Significant reduction in manual annotation costs in ultrasound medical image database construction through step by step artificial intelligence pre-annotation.

Authors

Zheng F,XingMing L,JuYing X,MengYing T,BaoJian Y,Yan S,KeWei Y,ZhiKai L,Cheng H,KeLan Q,XiHao C,WenFei D,Ping H,RunYu W,Ying Y,XiaoHui B

Affiliations (4)

  • The Ultrasound Diagnosis Department, The 906th Hospital of Joint Logistics Support Force of PLA, Ningbo City, Zhejiang Province, China.
  • State Power Investment Corporation, Ningbo City, Zhejiang Province, China.
  • Third Rehabilitation Zone, Hangzhou Rehabilitation Center for Special Duty Service Men of the PLA Air Force, Hangzhou City, Zhejiang Province, China.
  • The Ultrasound Diagnosis Department, Hangzhou Special Service Sanatorium of the PLA Air Force, Hangzhou City, Zhejiang Province, China.

Abstract

This study investigates the feasibility of reducing manual image annotation costs in medical image database construction by utilizing a step by step approach where the Artificial Intelligence model (AI model) trained on a previous batch of data automatically pre-annotates the next batch of image data, taking ultrasound image of thyroid nodule annotation as an example. The study used YOLOv8 as the AI model. During the AI model training, in addition to conventional image augmentation techniques, augmentation methods specifically tailored for ultrasound images were employed to balance the quantity differences between thyroid nodule classes and enhance model training effectiveness.

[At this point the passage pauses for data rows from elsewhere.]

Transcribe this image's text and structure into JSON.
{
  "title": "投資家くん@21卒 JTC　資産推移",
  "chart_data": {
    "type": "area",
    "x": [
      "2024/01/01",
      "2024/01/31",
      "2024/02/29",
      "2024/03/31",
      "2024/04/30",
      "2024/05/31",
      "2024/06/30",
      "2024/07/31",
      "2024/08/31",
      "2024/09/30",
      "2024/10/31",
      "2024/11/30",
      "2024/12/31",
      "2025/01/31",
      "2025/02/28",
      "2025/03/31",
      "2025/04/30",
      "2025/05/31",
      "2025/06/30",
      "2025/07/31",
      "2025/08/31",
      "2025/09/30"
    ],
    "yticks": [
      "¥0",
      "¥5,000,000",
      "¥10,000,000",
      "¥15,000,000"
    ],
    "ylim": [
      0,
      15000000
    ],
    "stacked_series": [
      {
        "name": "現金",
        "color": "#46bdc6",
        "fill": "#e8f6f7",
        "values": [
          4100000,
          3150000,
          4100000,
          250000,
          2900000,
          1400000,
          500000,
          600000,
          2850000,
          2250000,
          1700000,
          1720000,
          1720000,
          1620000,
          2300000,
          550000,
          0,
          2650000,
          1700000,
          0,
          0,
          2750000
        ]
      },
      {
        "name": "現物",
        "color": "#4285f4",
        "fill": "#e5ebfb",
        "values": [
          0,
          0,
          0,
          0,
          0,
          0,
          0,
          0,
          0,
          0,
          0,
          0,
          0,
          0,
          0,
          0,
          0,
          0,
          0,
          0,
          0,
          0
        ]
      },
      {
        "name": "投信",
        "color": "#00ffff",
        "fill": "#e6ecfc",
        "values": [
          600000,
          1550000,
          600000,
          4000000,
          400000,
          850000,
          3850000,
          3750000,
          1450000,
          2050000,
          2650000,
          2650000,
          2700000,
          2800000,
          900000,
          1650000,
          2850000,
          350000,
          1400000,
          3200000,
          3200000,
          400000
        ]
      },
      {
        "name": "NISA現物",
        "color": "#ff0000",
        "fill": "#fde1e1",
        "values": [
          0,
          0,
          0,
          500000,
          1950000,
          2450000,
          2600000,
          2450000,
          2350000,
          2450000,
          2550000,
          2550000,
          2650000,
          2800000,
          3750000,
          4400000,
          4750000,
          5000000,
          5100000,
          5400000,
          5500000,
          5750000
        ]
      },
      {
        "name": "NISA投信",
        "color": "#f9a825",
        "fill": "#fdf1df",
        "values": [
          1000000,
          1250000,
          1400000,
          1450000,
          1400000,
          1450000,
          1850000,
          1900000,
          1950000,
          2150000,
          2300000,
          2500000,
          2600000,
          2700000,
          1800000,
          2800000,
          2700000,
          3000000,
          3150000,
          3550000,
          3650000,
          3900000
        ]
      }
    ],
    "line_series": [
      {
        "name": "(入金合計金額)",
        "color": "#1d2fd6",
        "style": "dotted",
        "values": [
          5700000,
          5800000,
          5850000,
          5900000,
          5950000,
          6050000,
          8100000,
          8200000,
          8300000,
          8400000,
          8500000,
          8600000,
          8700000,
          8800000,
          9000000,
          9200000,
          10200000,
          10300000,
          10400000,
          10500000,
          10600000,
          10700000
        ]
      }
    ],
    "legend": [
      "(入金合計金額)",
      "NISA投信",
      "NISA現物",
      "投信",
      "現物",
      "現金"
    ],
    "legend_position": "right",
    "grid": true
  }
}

The study found that training the model with augmented data significantly outperformed training with raw images data. When the number of original images number was only 1,360, with 7 thyroid nodule classifications, pre-annotation using the AI model trained on augmented data could save at least 30% of the manual annotation workload for junior physicians. When the scale of original images number reached 6,800, the classification accuracy of the AI model trained on augmented data was very close with that of junior physicians, eliminating the need for manual preliminary annotation.